Hall's culpability was much clearer on Skyler Howard's second TD pass, when he got cooked on a corner route. That's a tough cover against an accurate throw (and Howard, outside of his opening drive INT, completely blew away his scouting report from a ball placement perspective) but it's tough to take a loss in the passing game matchup that we absolutely had to win handily.
The secondary did chip in a couple of coverage sacks, and Davis got on the positive side of the ledger early when he corralled Howard's lone off-target toss of the day. Peter Jinkens was the best of the linebacking bunch on a day where they just weren't set up for success, and Paul Boyette was probably the standout performer on the DL with a couple of nice gap shots and a decent ability to hold his ground.
38 points sucks just about every time out. When 28 of them come on drives of 0, 56, 56 and 48 yards (the last one taking place after hope was officially extinguished) on a five-turnover fiasco, you tend to look at the defensive effort in a more charitable light. Widespread youth causes tough choices, and the strategic approach to concede runs between the 20's and prevent big plays would have looked better without the offensive giveaways and with a little better execution on the back end (and at least a COUPLE more disruptions up front). In the context of this particular outcome, though, it was a frustrating watch.
For a while it looked like we'd just lose the special teams battle without making any real mistakes, as for what seemed like the fifth consecutive week the opposing punter started dropping Jordan Spieth wedge shots on us inside the ten.
Then, we started making our own mistakes.

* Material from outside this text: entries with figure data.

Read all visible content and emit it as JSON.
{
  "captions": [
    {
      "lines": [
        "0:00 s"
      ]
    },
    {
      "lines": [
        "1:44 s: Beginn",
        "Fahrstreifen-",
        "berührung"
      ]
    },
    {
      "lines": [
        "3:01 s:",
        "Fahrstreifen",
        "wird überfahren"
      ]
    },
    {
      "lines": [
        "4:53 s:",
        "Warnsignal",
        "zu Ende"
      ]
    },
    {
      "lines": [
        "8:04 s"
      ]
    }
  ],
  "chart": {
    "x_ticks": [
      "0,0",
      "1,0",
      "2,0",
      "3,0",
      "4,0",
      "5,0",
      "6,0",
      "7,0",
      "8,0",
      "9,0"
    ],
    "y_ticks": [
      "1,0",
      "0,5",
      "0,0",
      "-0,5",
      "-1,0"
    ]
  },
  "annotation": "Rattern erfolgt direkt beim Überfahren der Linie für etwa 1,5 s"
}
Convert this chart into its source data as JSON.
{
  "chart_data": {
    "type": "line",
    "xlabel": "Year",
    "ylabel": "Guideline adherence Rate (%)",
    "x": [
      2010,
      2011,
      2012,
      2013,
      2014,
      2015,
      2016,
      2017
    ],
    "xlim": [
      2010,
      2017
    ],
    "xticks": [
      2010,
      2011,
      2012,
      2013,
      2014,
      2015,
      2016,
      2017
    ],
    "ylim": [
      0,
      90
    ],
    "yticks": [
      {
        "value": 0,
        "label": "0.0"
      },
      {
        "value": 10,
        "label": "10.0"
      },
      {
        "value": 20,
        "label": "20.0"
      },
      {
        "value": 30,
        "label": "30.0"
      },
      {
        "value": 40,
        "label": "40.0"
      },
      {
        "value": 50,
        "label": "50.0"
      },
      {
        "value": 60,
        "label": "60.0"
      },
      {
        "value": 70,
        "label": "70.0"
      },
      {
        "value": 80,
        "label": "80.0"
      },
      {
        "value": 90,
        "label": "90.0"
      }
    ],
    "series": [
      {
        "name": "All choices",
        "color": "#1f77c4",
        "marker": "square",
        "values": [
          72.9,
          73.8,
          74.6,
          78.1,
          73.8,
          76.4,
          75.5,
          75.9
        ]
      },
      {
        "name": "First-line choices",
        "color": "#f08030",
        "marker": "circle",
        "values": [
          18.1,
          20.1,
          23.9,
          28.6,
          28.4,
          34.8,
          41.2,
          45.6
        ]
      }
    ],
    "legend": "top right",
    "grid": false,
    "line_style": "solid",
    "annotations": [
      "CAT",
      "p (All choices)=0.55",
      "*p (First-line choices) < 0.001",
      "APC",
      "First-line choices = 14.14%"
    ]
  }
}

Boyd's awful ball security was the most egregious and costly moment, but the return game had plenty to cringe about. The blocking remained a vast wasteland, Daje casually allowed a post-penalty kickoff to bounce in front of him, and Kirk Johnson attempted to circumnavigate the Earth on a lateral jaunt from the 20 yard line all the way to the 21. Tack on an awful block in the back penalty to tee up Texas inside their own ten on yet ANOTHER drive and the 2014 flashbacks were in full swing.
If you're willing to take personnel and context into account, you can explain the performance of just about every unit on this squad aside from return blocking. It has been uniformly awful, and there are just no excuses to be had.
The Bottom Line
Luke: What's in there?
Yoda: Only what you take with you.
This was a game flexible enough to suit any pre-existing narrative.
Invested in the idea that this team is making strides? The punishing performance on the ground speaks to better days ahead, as does the fact that a team who'd shown less road-game resistance than the average armadillo finally found their inner Max Rockatansky despite multiple invitations to drop their heads and pack it in.
Convinced Charlie has to go? Just point to the score, point to the resultant 4-6 record and let everyone know that five-turnover games simply never happen to well-coached teams.
On the fence? That's likely where you'll remain.
Ultimately this loss stung more for the fact that absolutely batters Texas' bowl game hopes than for the revelation of any unavoidable long-term doom. But the strong likelihood of a second straight losing season casts its own pall on the staff's prospects going forward.
Prospects which could be greatly enhanced by handling Tech on Turkey Day.